How can you show that, if $Y,Z \in \Gamma(TM)$ and $Y$ is complete, then: $$L_{Y}Z=\frac{\text{d}}{\text{d}t}\phi^{-1}_{t*}(Z)\bigg\rvert_{t=0}\equiv[Y, Z]$$
Where $\phi_{t}$ is in the one parameter group generated by $Y$. I know it should be something related to using charts to get it "down" to $\mathbb{R}^n$ but I don't see how to do that with $\phi^{-1}_{t*}$.
On
HINT: Apply $\dfrac d{dt}\Big|_{t=0} \phi_{-t*}Z$ to a smooth function $f$ and use $Yf = \dfrac d{dt}\Big|_{t=0} f\circ\phi_t$. The tricky part will be differentiating $Z_{\phi_t(p)}(f\circ\phi_{-t})$; perhaps the easier way to do this is to think about differentiating $Z_{\phi_s(p)}(f\circ\phi_{-t})$ and then applying the chain rule.
Comment: No need to do anything in charts.
We assume to be on a smooth manifold $M$. Let $X,Y$ be two vector fields on $M$ and $\varphi_t$ be the one-parameter group generated by $X$. Our claim is $$[X,Y]_p = \lim_{t \to 0^+} \frac{(\varphi_{-t})_{*|\varphi_t(p)}Y_{\varphi_t(p)}-Y_p}{t},$$ so essentially you want to show that the vectors on both sides are equal.
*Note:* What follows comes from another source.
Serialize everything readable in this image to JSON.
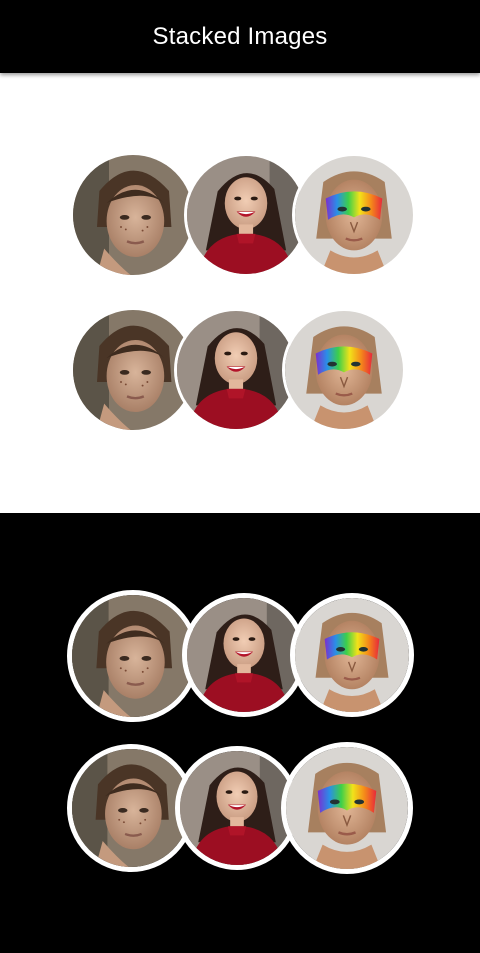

Two vectors at $p$ coincide when the directional derivatives of each smooth function defined around $p$ with respect to both of them are equal. So take a function $f$ defined around $p$ and calculate $$((\varphi_{-t})_{*|\varphi_t(p)}Y_{\varphi_t(p)}-Y_p)f,$$ where here $t$ is small enough that $\varphi_t(p)$ sits in the same chart as $p$ - you can assume this because you will take the limit $t \to 0^+$. You have $$ ((\varphi_{-t})_{*|\varphi_t(p)}Y_{\varphi_t(p)}-Y_p)f = Y_{\varphi_{t}(p)}(f\circ \varphi_{-t})-Y_pf, $$ so one first step is to write $f \circ \varphi_{-t}$ in a simpler way. Consider the function $F(t,\cdot):= f\circ \varphi_{-t}-f$. You can see that $F(0,p)=0$ and a result from analysis tells you that there exists a function $g=g(t,q)$ such that $f \circ \varphi_{-t} - f = tg$. Such a function is defined as $$g(t,p) = \int_0^1 \frac{\partial F}{\partial t}(st,p)\,ds.$$ Also, $$g = \frac{f\circ \varphi_{-t} - f}{t}$$ so when $t \to 0^+$ you get $g(0,p) = -X_pf$. All of this is good because now $f\circ \varphi_{-t} = f+tg$ and then \begin{align} Y_{\varphi_{t}(p)}(f\circ \varphi_{-t}) -Y_pf&= Y_{\varphi_{t}(p)}(f+tg) -Y_pf\\ & = Y_{\varphi_t(p)}f-Y_pf+tY_{\varphi_t(p)}g. \end{align} Divide by $t$: \begin{align} \frac{Y_{\varphi_{t}(p)}(f\circ \varphi_{-t})-Y_pf}{t}&=\frac{Y_{\varphi_t(p)}f-Y_pf+tY_{\varphi_t(p)}g}{t} \\ & = \frac{Y_{\varphi_t(p)}f-Y_pf}{t}+Y_{\varphi_t(p)}g. \end{align} Now as $t \to 0^+$ the first term goes to $X_p(Yf)$, whereas the second one goes to $-Y_p(Xf)$, hence your limit is $$X_p(Yf)-Y_p(Xf) = [X,Y]_pf$$ which shows the claim.